Background:  While studies focus on viral genetic characteristics of mother-to-child transmission (MTCT), little is known about the genetic evolution of HIV-1 during the course of pregnancy. The aim of this study was to explore potential interactions between maternal immune responses, Env sequence evolution and co-receptor usage during pregnancy.

Methods:  A longitudinal study of Env sequences was performed in pregnant women infected with HIV-1 of B (n = 16) or non-B subtypes (n = 9). Polymerase chain reaction amplification of env V1-V3 region was performed on plasma viral RNA followed by subcloning and sequencing (20 clones/trimester). Tropism was inferred using 4 prediction algorithms. Intra-host viral phylogenies were constructed. Sequence diversity (P distances) and selective pressure (dN/dS) were computed. Numbers of potential N-glycosylation sites and the net charge of V3 were determined.

Results:  Viral load decreased progressively during the course of pregnancy. Nucleic acid p distances were negatively correlated with CD4⁺ T cell counts at study entry (P = 0.02). R5 phenotype was uniformly predicted in all subtype B variants. In contrast, X4 variants were detected in 4 of 9 subjects infected with non-B subtypes, including 4 of 6 subjects who exhibited CD4⁺ T cell counts <200 cells/mm³. Evolution of tropism from R5 to X4 was observed in 2 subjects and evolution from dual tropism to exclusive X4 was seen in 1 subject between 2 consecutive pregnancies. Presence of X4 variants was associated with increases in the net charge of V3 throughout pregnancy, as opposed to R5 variants (+0.36 versus –0.1 charge units/trimester; P = 0.03). In 2 subjects infected with subtype C, X4 variants showed significantly longer V1 regions than R5 variants (P <0.0001), corresponding to addition of potential N-glycosylation sites. Finally, greater P distances were observed in the V2 region of non-B variants as compared with B variants. Selective pressure exerted on V2 declined with progression of pregnancy in subjects infected with non-B subtypes but remained constant in subtype B carriers.

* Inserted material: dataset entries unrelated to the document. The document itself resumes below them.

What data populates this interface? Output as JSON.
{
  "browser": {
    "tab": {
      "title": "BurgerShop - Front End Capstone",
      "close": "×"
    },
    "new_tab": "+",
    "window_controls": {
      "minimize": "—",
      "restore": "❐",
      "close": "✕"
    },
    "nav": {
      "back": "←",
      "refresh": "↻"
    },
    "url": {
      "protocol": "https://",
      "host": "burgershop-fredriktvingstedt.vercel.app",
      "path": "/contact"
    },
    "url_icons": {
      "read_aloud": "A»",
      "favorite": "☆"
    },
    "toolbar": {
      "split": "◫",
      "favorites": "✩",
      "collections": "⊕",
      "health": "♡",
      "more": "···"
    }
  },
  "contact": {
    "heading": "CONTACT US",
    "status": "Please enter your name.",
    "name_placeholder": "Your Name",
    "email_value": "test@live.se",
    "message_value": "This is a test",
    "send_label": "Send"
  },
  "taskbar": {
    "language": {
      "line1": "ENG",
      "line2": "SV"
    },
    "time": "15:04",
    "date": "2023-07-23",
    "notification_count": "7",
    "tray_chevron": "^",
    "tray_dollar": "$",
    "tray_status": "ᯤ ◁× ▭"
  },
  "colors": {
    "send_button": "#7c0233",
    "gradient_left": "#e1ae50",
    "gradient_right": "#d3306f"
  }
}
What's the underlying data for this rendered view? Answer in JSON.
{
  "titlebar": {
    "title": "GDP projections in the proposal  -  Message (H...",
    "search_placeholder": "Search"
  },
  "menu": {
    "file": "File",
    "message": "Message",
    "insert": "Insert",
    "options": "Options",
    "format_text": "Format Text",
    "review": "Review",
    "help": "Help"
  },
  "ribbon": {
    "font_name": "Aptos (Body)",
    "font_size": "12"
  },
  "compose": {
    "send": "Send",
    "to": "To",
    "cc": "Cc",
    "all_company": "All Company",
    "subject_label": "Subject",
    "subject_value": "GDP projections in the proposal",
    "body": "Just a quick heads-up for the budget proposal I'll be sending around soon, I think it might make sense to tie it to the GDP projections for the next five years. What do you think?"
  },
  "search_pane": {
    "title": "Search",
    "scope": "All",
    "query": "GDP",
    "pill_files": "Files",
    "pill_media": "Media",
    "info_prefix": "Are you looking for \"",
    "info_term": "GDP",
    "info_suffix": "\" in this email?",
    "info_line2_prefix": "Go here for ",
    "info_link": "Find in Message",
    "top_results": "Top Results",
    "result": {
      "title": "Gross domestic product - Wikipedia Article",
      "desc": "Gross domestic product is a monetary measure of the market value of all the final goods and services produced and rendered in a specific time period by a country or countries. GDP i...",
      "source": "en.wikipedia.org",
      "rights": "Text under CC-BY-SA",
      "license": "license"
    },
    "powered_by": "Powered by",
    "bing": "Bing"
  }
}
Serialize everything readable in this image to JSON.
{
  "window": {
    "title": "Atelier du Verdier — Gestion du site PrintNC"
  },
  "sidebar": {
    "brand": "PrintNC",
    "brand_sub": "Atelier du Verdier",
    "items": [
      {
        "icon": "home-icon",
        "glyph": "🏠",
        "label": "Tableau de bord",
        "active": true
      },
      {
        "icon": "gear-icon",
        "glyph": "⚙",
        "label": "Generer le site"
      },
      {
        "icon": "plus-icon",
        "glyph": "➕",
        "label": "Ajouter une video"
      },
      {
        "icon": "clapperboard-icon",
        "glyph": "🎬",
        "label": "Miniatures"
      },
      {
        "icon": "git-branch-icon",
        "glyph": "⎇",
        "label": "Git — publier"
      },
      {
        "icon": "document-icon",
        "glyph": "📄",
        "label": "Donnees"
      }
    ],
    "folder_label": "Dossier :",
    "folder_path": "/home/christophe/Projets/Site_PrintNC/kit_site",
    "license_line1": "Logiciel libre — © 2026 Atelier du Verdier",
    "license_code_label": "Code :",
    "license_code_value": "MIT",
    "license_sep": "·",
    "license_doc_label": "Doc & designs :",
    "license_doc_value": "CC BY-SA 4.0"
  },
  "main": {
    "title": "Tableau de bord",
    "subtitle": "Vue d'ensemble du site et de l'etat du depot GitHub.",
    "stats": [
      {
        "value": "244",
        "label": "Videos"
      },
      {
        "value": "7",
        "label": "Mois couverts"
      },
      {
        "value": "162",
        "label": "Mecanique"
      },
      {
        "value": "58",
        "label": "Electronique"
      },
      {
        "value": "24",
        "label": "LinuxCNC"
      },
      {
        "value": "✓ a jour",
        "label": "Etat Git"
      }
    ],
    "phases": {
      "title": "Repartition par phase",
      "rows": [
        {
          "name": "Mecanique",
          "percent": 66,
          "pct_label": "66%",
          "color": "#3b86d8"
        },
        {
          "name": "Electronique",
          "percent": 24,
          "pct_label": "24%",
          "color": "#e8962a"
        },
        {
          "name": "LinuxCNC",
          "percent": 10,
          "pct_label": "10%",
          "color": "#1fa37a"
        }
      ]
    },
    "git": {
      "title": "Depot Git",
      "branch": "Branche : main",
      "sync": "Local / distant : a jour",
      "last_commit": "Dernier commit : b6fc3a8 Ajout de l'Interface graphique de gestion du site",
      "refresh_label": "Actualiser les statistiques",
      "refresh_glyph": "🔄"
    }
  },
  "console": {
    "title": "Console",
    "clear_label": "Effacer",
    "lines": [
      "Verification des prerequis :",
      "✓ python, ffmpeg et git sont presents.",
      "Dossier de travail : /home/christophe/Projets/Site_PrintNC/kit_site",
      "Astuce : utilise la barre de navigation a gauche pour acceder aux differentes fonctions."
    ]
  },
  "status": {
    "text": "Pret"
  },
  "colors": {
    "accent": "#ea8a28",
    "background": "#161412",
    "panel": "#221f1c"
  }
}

Conclusions:  These results inform the possible interplay between Env sequence evolution, co-receptor tropism, and selective pressures exerted by HIV-specific immune responses during pregnancy, and highlight the differential involvement of HIV subtype-specific components. This study provides insights into viral population dynamics and maternal immunity that could lead to a better understanding of HIV pathogenesis and MTCT.